Chris Garrett — Uber ProBlogger / author

Lucretia Pruitt – Social Media Strategist

Jason Falls — Social Media Explorer

Zena Weist — Brand Strategist

The better you are at the traditional stuff, you can translate it over to this othrer medium but you still have to do this traditional stuff. There’s a lot more behind this than just doing it, than just learning the lingo. You still have to get the business part of it right.

Social Media’s Value Targets

  • Keep my faith in humanity
  • Make me laugh (or sing)
  • Inform me
  • Teach me
  • Inspire and challenge me
  • Sell me

Most people should start more or less from the outside and work their way in.

Jason: Your central goal should be whatever your organization is trying to accomplish. “I don’t think Twitter is a marketing platform. I don’t think people should market on Twitter.”
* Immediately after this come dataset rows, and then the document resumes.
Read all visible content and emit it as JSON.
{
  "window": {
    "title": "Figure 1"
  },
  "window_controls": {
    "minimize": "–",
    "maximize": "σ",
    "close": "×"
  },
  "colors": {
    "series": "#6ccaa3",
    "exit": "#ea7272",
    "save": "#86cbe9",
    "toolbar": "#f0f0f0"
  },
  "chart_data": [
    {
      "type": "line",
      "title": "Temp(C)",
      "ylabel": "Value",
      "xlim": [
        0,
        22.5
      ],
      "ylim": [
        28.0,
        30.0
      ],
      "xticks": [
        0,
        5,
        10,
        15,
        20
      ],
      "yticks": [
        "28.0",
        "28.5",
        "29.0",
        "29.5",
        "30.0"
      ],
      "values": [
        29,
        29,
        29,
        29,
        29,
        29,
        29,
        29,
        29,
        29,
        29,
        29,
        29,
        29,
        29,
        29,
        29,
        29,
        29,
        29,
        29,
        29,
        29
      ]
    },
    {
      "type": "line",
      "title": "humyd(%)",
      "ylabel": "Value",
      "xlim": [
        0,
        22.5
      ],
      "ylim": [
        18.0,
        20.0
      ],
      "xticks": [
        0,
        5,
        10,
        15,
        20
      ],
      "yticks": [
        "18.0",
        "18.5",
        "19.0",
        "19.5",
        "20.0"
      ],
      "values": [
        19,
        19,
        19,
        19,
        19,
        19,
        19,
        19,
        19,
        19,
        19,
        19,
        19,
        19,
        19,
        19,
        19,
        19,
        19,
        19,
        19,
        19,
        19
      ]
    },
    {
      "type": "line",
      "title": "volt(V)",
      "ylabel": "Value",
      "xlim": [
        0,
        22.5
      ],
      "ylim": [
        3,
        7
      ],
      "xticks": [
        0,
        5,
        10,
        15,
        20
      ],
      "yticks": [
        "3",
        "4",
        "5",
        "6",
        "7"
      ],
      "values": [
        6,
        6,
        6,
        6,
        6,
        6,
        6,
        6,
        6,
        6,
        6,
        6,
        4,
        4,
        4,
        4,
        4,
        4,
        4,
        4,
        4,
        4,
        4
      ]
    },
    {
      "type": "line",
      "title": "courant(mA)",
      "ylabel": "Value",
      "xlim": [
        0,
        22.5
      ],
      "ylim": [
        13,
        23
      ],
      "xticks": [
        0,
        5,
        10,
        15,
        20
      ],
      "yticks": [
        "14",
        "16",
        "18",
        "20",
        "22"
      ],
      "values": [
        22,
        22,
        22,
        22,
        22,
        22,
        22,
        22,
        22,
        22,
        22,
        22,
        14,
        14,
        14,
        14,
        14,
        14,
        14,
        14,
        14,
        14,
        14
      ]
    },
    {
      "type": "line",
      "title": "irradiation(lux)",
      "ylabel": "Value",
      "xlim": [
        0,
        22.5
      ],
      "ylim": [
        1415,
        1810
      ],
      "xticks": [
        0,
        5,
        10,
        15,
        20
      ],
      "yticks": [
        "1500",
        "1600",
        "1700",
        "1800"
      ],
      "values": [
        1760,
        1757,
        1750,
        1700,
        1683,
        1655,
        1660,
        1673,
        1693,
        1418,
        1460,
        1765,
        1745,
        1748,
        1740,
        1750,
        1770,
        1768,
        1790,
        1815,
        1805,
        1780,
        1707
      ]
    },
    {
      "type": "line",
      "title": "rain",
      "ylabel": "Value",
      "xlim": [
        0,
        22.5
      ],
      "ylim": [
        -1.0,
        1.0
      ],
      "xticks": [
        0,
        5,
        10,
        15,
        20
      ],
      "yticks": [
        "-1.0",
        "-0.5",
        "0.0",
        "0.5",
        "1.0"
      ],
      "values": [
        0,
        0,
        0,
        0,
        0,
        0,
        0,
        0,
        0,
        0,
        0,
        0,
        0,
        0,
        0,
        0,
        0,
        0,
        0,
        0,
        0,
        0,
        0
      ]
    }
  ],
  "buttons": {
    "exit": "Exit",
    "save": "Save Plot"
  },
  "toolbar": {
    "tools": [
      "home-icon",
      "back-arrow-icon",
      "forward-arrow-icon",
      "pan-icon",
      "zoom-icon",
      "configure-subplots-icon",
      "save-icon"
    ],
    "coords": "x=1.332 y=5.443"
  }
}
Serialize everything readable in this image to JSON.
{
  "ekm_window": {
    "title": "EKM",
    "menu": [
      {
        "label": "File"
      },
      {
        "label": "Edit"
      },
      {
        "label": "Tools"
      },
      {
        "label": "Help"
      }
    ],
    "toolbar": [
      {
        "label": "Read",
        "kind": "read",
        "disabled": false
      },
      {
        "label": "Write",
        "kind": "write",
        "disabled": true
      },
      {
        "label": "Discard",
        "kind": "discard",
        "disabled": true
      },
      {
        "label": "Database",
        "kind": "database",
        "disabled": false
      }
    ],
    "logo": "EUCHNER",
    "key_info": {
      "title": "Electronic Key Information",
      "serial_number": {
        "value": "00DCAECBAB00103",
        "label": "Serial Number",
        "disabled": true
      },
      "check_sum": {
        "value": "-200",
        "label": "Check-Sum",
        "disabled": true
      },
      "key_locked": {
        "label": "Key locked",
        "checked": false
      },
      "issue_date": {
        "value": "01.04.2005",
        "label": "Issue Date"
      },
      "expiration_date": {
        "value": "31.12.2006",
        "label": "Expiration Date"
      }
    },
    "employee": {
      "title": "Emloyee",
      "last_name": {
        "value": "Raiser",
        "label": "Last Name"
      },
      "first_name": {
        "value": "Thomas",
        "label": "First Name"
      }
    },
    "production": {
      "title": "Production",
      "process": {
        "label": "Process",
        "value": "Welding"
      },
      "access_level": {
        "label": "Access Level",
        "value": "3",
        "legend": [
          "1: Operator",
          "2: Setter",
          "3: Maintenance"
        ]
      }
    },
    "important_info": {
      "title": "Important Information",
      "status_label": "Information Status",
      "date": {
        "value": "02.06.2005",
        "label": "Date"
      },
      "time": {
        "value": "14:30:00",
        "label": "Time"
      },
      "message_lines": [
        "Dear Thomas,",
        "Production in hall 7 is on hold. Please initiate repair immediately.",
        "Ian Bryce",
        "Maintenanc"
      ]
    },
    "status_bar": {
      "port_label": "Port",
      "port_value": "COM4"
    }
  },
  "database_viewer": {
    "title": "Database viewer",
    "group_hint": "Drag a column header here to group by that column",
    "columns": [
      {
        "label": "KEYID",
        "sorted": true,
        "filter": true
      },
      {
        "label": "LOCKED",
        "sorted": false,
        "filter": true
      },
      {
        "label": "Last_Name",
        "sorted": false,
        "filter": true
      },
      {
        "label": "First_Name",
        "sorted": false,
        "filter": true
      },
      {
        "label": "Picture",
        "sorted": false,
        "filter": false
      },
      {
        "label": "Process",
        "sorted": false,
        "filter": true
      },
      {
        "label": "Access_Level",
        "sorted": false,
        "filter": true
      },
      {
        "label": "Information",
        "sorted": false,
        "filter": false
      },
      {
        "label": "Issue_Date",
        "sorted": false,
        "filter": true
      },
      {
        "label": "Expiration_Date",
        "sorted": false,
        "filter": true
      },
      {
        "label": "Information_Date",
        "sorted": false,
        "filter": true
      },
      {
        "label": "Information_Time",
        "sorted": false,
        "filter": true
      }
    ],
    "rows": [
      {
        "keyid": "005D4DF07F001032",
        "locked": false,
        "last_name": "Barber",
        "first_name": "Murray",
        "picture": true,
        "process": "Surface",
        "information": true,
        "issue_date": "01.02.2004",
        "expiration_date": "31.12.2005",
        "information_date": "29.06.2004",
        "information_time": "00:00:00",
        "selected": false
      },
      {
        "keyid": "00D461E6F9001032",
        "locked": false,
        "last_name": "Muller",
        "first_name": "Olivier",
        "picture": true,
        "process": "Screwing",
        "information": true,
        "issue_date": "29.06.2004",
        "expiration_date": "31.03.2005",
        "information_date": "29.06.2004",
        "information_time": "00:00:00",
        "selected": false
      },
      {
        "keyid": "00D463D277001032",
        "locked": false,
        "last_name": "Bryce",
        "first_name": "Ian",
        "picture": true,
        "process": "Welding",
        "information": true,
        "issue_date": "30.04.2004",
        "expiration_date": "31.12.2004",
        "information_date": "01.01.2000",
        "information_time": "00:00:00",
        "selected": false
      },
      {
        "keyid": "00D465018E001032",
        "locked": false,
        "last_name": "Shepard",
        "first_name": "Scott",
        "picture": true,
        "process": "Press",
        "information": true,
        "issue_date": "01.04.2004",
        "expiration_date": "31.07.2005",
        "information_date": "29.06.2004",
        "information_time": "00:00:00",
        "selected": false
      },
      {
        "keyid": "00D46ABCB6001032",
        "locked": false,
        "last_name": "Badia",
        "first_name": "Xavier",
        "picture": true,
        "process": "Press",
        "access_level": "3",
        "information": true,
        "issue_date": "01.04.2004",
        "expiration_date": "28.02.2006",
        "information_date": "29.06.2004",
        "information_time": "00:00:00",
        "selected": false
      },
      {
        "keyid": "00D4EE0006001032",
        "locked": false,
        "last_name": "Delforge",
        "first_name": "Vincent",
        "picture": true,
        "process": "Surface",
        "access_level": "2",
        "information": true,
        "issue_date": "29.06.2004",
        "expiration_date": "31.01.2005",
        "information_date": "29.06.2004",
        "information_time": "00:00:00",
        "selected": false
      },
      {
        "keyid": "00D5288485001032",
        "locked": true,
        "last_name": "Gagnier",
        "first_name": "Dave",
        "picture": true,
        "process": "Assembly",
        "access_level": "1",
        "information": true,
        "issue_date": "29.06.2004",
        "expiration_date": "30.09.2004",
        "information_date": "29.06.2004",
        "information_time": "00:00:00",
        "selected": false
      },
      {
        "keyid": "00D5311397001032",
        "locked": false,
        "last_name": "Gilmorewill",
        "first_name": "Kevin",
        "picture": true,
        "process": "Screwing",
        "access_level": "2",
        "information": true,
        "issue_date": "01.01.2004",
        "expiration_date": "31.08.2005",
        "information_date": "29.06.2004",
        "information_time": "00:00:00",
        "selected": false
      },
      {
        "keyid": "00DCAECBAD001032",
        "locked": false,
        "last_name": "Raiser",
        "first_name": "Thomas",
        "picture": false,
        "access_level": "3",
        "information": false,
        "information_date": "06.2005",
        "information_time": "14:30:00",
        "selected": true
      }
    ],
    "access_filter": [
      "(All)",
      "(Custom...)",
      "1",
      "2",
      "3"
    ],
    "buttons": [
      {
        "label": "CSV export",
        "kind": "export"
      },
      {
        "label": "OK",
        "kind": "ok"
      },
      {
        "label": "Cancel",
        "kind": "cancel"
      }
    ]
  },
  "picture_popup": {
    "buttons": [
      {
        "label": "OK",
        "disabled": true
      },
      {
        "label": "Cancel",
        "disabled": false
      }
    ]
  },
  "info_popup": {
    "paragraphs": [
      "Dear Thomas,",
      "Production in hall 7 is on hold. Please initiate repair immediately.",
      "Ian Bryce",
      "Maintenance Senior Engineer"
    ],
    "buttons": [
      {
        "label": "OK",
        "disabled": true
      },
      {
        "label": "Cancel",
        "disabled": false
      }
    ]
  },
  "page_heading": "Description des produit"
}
Lucretia: Twitter can’t be a primary marketing tool, but if you’re building a long-term relationship with someone, there’s the repeat sale. It’s soft-skill marketing.

Chris: It’s marketing in a wider sense, of market creation. It’s not a direct sales tool. It’s a really good free focus group; people give ou opinions whether you ask for it or not.

Zena: It’s customer service, product research, continuing to build on that relationship. It’s more of a covnersation.

Jason: Conversational marketing is really what social media is. It’s a fantastic customer service platform.

Chris: Social media adds to the funnel you already have. “I have to pay a mortgage. I have to feed my kid.” Social media is addictive, fun, and chatty, but it does not replace good business.